En 1996, Jaime Salinas escribía sus memorias y Juan Cruz cumplía ya cuatro años en Alfaguara, sello al que Salinas dotó de un catálogo potente y al que Juan Cruz entró como relevo. Y acaso porque hasta cuando hizo de editor no dejó de comportarse como periodista, Juan Cruz decidió entrevistarlo. De ahí salió uno de los libros más duros y al mismo tiempo esclarecedores de la historia de la edición en España. Se tituló Jaime Salinas. El oficio de editor. En toda la bibliografía de Juan Cruz se suceden, por igual, literatura y periodismo. Desde Crónica de la nada hecha pedazos, su primera novela, pasando por Cuchillo de arena, Retrato de humo, El sueño de Oslo, La foto de los suecos o El niño descalzo hasta sus textos de no ficción Egos revueltos (XXII Premio Comillas), Especies en extinción, Beatriz de Moura. Por el gusto de leer o Literatura que cuenta. Por citar, a grandes brochazos, una obra que se mueve entre dos orillas. Ese litoral al que, de tanto en tanto, llegan objetos empujados por las aguas que se revuelven con los años. Cosas que se ahogan, se pierden, se olvidan. Cosas que emergen buscando oxígeno.
–Estuvo usted años en Alfaguara y Santillana ¿Cómo se puede entrevistar a personajes de los cuales fue editor? ¿Cómo se sobrelleva ese conflicto?
–Hace años leí una frase de Camus que fue fundamental en mi vida. Que ese tipo de frases no te santifican, te ponen a hacer gimnasia para convertirlas en realidad. Aquella frase decía: el sol de mi infancia me privó de todo resentimiento –Juan Cruz da un mordisco goloso a una patata-. Si tú lees el prólogo de El revés y el derecho, utiliza esa frase. Está hablando de la pobreza en su infancia.
–Es decir, que usted entre el periodismo y su madre, también elige a su madre.
–Y se parecían mucho ambas. Y no sólo la mía, la madre de mucha gente. El otro día estuve con Nuccio Ordine, el autor de La utilidad de lo inútil, y me habló de su infancia y su casa, donde tampoco había libros. Estábamos con Fernando Aramburu; en su casa tampoco había libros. Su padre era un funcionario muy humilde. Los tres hablábamos de Camus. Teníamos los mismos orígenes. Lo que me preguntabas antes de mi inseguridad viene de ahí. Vázquez Montalbán tenía ese problema, desde la infancia. Estamos hechos de esas incertidumbres.
–En este libro se topa ante el vértigo de no seguir trabajando. Como si sólo el oficio le diera sentido.
–Yo tengo un problema grave. Yo no puedo desligar esas dos palabras: vida y profesional. Están demasiado ligadas.
–Bueno, lo redime haber construido una familia. Eso requiere tiempo.

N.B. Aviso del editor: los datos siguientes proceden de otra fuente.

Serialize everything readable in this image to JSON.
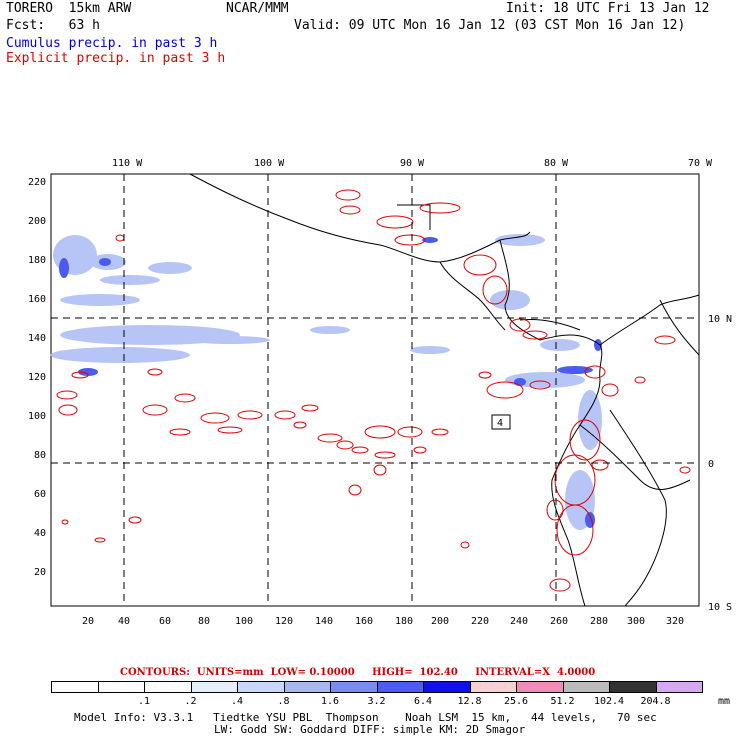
{
  "header": {
    "model": "TORERO  15km ARW",
    "org": "NCAR/MMM",
    "init": "Init: 18 UTC Fri 13 Jan 12",
    "fcst": "Fcst:   63 h",
    "valid": "Valid: 09 UTC Mon 16 Jan 12 (03 CST Mon 16 Jan 12)"
  },
  "legend": {
    "cumulus": "Cumulus precip. in past 3 h",
    "explicit": "Explicit precip. in past 3 h",
    "cumulus_color": "#0000cc",
    "explicit_color": "#e00000"
  },
  "axes": {
    "lon_labels": [
      "110 W",
      "100 W",
      "90 W",
      "80 W",
      "70 W"
    ],
    "lat_labels": [
      "10 N",
      "0",
      "10 S"
    ],
    "y_ticks": [
      "220",
      "200",
      "180",
      "160",
      "140",
      "120",
      "100",
      "80",
      "60",
      "40",
      "20"
    ],
    "x_ticks": [
      "20",
      "40",
      "60",
      "80",
      "100",
      "120",
      "140",
      "160",
      "180",
      "200",
      "220",
      "240",
      "260",
      "280",
      "300",
      "320"
    ]
  },
  "contours": {
    "units": "CONTOURS:  UNITS=mm",
    "low": "LOW= 0.10000",
    "high": "HIGH=  102.40",
    "interval": "INTERVAL=X  4.0000"
  },
  "colorbar": {
    "labels": [
      ".1",
      ".2",
      ".4",
      ".8",
      "1.6",
      "3.2",
      "6.4",
      "12.8",
      "25.6",
      "51.2",
      "102.4",
      "204.8"
    ],
    "unit": "mm",
    "colors": [
      "#ffffff",
      "#ffffff",
      "#ffffff",
      "#e6eefc",
      "#c8d8fa",
      "#a6b8f4",
      "#7a8cf0",
      "#4c5cf0",
      "#1010ee",
      "#f8d0d4",
      "#f08cb8",
      "#bbbbbb",
      "#333333",
      "#d8a8f8"
    ]
  },
  "footer": {
    "line1": "Model Info: V3.3.1   Tiedtke YSU PBL  Thompson    Noah LSM  15 km,   44 levels,   70 sec",
    "line2": "LW: Godd SW: Goddard DIFF: simple KM: 2D Smagor"
  },
  "map": {
    "station_label": "4"
  }
}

–Tuve un tiempo en el que me tocó recuperar a mi familia. Porque estuve demasiado metido en mi trabajo… A veces no sé la edad que tengo, la olvido. Veo en la fotografía de la Web: las canas, la marcas de la veteranía. No me reconozco porque cuando escribo me siento un chiquillo.
–Me cuesta creerle. Nadie permanece incorruptible.
–Te juro por mi madre y por mi hermana que es así como me siento. En este libro no hay un gramo de impostura.
–Los niños tienen ese arrojo porque no tienen experiencia, no poseen el escarmiento vital. Y a usted eso le sobra.
–Yo no comprendo cómo no he madurado. Eso me lo decía Carmen Balcells. Nunca me he psicoanalizado, siempre he escrito. Y siempre he tenido los mismos fantasmas.
–¿De qué se arrepiente Juan Cruz el periodista? ¿Y de qué se arrepiente Juan Cruz el escritor?
–De no haber leído más, de no haber sido más sistemático en mis lecturas, de no haber estudiado más, de haber improvisado todo lo que he hecho. Y como periodista: me arrepiento de no haber profundizado más. Yo he sido un periodista superficial. He hecho buenas entrevistas pero no he sido un buen reportero, porque siempre he tenido demasiada prisa.
–¿Por qué sin ser unas memorias este libro se comporta como tal cosa?
–Son apuntes para retratar a una persona que no quiero que se me escape.
“No me dejes responder tan largo, que me pongo a hablar a toda velocidad y me entra luego el asma”, dice Juan Cruz arrastrando su maletita color violeta. ¿No dejar hablar a Juan Cruz? ¿Y quién puede conseguir tal cosa con el hombre que lleva toda la vida preguntando? Atleta del sujeto, verbo, predicado; niño de espíritu herido, que aún con 68 años pierde la cabeza por matricular con honores. Vamos, el que pone las comas en el aire cuando dicta un obituario por teléfono.